On Monday, UBS has downgraded AXA Equitable Holdings Inc (NYSE:EQH) to a Neutral rating from its previous Buy status, while simultaneously raising the price target to $43.00 from $40.00. The shift in rating comes amid expectations that further price-to-earnings (P/E) multiple expansion and upward earnings revisions for the company are less likely going forward.
The UBS analyst has modestly increased the 2025 estimated earnings per share (EPS) to $7.30, up from the previous estimate of $7.19, citing a slightly higher investment yield. However, the analyst anticipates that the upside to net investment income (NII), excluding variable interest income (VII), has likely reached its peak. Additionally, there's a projection that sales momentum for annuity products may decelerate as long-term interest rates are expected to trend lower.

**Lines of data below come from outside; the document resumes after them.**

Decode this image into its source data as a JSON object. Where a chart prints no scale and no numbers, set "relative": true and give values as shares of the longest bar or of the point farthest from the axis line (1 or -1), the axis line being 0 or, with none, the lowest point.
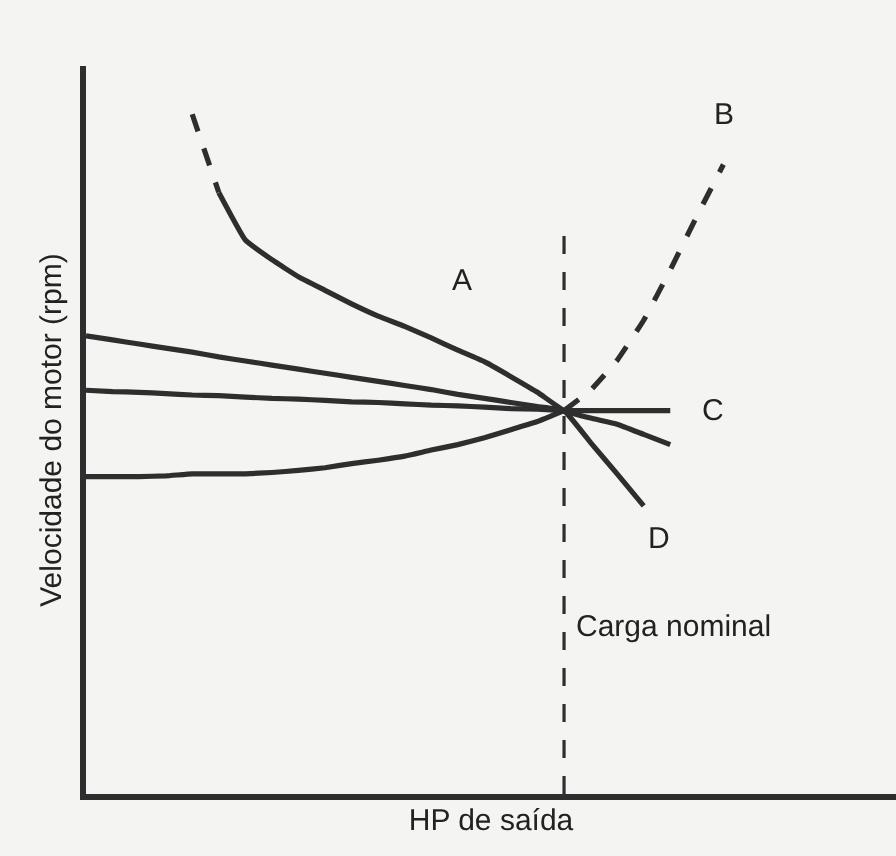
{
  "chart_data": {
    "type": "line",
    "relative": true,
    "xlabel": "HP de saída",
    "ylabel": "Velocidade do motor (rpm)",
    "categories": [
      null,
      null,
      null,
      null,
      null,
      null,
      null,
      null,
      null,
      null,
      null,
      null,
      null,
      null,
      null,
      null,
      null,
      null,
      null,
      null,
      null,
      null,
      null,
      null,
      null
    ],
    "series": [
      {
        "color": "#2e2e2e",
        "line_style": "dashed",
        "values": [
          null,
          null,
          null,
          null,
          1.0,
          0.885,
          null,
          null,
          null,
          null,
          null,
          null,
          null,
          null,
          null,
          null,
          null,
          null,
          null,
          null,
          null,
          null,
          null,
          null,
          null
        ]
      },
      {
        "name": "A",
        "color": "#2e2e2e",
        "line_style": "solid",
        "values": [
          null,
          null,
          null,
          null,
          null,
          0.885,
          0.815,
          0.786,
          0.761,
          0.741,
          0.721,
          0.703,
          0.688,
          0.671,
          0.653,
          0.636,
          0.614,
          0.591,
          0.564,
          0.553,
          0.544,
          0.529,
          0.514,
          null,
          null
        ]
      },
      {
        "color": "#2e2e2e",
        "line_style": "solid",
        "values": [
          0.467,
          0.467,
          0.467,
          0.468,
          0.471,
          0.471,
          0.471,
          0.473,
          0.476,
          0.48,
          0.486,
          0.491,
          0.497,
          0.506,
          0.514,
          0.524,
          0.536,
          0.548,
          0.564,
          null,
          null,
          null,
          null,
          null,
          null
        ]
      },
      {
        "name": "B",
        "color": "#2e2e2e",
        "line_style": "dashed",
        "values": [
          null,
          null,
          null,
          null,
          null,
          null,
          null,
          null,
          null,
          null,
          null,
          null,
          null,
          null,
          null,
          null,
          null,
          null,
          0.564,
          0.594,
          0.638,
          0.697,
          0.771,
          0.85,
          0.926
        ]
      },
      {
        "name": "C",
        "color": "#2e2e2e",
        "line_style": "solid",
        "values": [
          0.594,
          0.592,
          0.591,
          0.589,
          0.587,
          0.586,
          0.584,
          0.582,
          0.581,
          0.579,
          0.577,
          0.576,
          0.574,
          0.572,
          0.571,
          0.569,
          0.567,
          0.566,
          0.564,
          0.564,
          0.564,
          0.564,
          0.564,
          null,
          null
        ]
      },
      {
        "name": "D",
        "color": "#2e2e2e",
        "line_style": "solid",
        "values": [
          0.674,
          0.668,
          0.662,
          0.656,
          0.65,
          0.643,
          0.637,
          0.631,
          0.625,
          0.619,
          0.613,
          0.607,
          0.601,
          0.595,
          0.588,
          0.582,
          0.576,
          0.57,
          0.564,
          0.517,
          0.471,
          0.424,
          null,
          null,
          null
        ]
      }
    ],
    "annotations": [
      "Carga nominal"
    ],
    "grid": false,
    "legend": false,
    "marker": "none"
  }
}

The report further notes that rising crediting rates may exert pressure on the core return on assets (ROA) of AXA Equitable Holdings. The company's stock is currently trading at 6.1 times the next twelve months (NTM) consensus EPS estimates, which is near its three-year historical high and 21% above its three-year historical average. This suggests that the favorable macroeconomic environment, along with sales growth and net flows, might already be reflected in the current stock price.
Despite the downgrade, the analyst acknowledges several positive aspects of AXA Equitable Holdings. Investment management flows remain favorable, and there is strong sales performance in Retirement Income and Legacy Annuity (RILA) products. Growth potential is seen from the company's partnerships with BlackRock (NYSE:BLK) and AllianceBernstein (NYSE:AB). Furthermore, the management of AXA Equitable Holdings has expressed confidence in maintaining a payout ratio between 60-70%.